One day, I hope to get to a place where I care a bit less about always performing at my best — and maybe I’ll even play Monopoly again.
It's not just a game — it's storytelling
by Tommy Chung
Board games are my everything. Nothing beats cracking one open during a family gathering or having a game night with friends.
One stands above the rest. Some might not consider it a board game — which is a matter of semantics — but to me, Dungeons and Dragons (D&D) is everything a board game experience should be.
D&D is a tabletop roleplaying game that uses character sheets and a D20 system (in which a 20-sided die is used for many of the checks in the game). It encourages creativity and friendship, and the possibilities are endless — literally anything can happen if you roll the right numbers.
The Dungeonmaster (DM), in simplest terms, runs the game. Every enemy the players fight, every townsperson they barter with, every trap sprung in a dungeon and every environment they find themselves in — all of that is up to the DM’s discretion.
As the DM of my D&D group, I find it incredibly liberating to exercise my creative juices and build an enjoyable experience for my friends. The creative collaboration between the world the DM creates and how the players choose to interact with it is what makes D&D so special.
It’s not just a game — it's collaborative storytelling. As we play, the ideas I have written down rarely pan out in the ways I predicted them to, but that's the beauty of the game. There have been times where I’ve planned multiple contingencies and all of them failed, with the antics of my friends ultimately driving the game forward.
D&D encapsulates everything a game should be. To me, a perfect night with friends is a night spent sitting at the table together, letting our imaginations run wild.
The Game of Life
by Hasti Amirsalari
The Game of Life never struck me as particularly complex — until I became an adult.

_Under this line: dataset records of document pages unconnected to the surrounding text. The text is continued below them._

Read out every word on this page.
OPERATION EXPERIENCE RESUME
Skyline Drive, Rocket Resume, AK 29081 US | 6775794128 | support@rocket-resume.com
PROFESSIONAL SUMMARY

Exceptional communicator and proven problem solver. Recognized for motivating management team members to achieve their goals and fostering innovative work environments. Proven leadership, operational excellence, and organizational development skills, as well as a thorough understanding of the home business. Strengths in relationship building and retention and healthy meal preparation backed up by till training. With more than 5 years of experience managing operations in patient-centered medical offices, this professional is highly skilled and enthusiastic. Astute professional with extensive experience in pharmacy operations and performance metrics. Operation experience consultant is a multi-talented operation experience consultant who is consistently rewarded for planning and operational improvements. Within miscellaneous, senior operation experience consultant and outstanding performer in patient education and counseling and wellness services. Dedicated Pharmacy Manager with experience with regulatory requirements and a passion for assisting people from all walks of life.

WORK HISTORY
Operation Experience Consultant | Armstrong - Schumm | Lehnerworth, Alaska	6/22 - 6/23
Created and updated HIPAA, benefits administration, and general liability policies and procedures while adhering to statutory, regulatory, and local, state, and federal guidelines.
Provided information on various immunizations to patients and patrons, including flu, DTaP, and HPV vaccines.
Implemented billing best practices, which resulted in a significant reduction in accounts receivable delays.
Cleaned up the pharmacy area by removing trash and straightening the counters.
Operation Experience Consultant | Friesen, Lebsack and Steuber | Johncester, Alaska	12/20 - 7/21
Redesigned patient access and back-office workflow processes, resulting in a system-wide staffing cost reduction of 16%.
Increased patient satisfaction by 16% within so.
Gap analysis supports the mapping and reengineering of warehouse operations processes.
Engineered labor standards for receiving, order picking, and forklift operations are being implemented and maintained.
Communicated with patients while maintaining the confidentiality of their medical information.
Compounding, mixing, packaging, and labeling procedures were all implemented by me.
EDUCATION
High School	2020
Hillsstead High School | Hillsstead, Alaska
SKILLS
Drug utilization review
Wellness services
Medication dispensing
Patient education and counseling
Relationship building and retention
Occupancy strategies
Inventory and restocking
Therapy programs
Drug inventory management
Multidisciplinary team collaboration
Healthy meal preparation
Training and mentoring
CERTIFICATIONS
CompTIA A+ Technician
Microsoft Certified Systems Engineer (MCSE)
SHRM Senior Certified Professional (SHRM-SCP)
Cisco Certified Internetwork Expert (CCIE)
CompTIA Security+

Of all the board games I had as a child, Life was the simplest: it’s entirely based on luck, with little to no strategy needed. But as I’ve gotten older, many aspects of the game have become inextricably tied to the world around me.
From its beginning, the game is riddled with every milestone you must conform to, starting with college (assuming you want one of the higher-paying jobs). The implication here is, of course, that your life really starts when you become an adult.
This is true in some ways. A lot becomes clear about the world once we hit the ripe old age of 18. New responsibilities are suddenly added to what was previously a much simpler life. Childhood doesn’t really count as having truly lived, because for the most part, we weren’t the ones making major life choices.
But in another sense, this is completely wrong. There is so much about our childhood that determines how we live as adults: the types of people around us growing up, the values with which we were instilled and whether or not we showed greater emotionality. These are all factors that set us up for the “start” of our lives as adults.
The game offers little range in careers, which makes some sense, given that you can only fit so much of the world in a small box. But it's interesting to look at what options it presents children with — you don’t have to go to university, but you’re less likely to win the game if you don’t.
In a way, it represents a conventional North American mindset, where one of the main reasons for doing anything is to get rich. “Winning” means to have the most money — to get lots of money, you need to have time, energy and resources, but to have these things, you need to have a whole lot of luck.
Luck plays a substantial role in our real lives: we didn’t choose our experiences growing up, and we don’t always have a say in what we’re granted in the adult world. The game shows us that life isn’t fair — not everyone can win, and that is simply a fact with which we all must make our peace.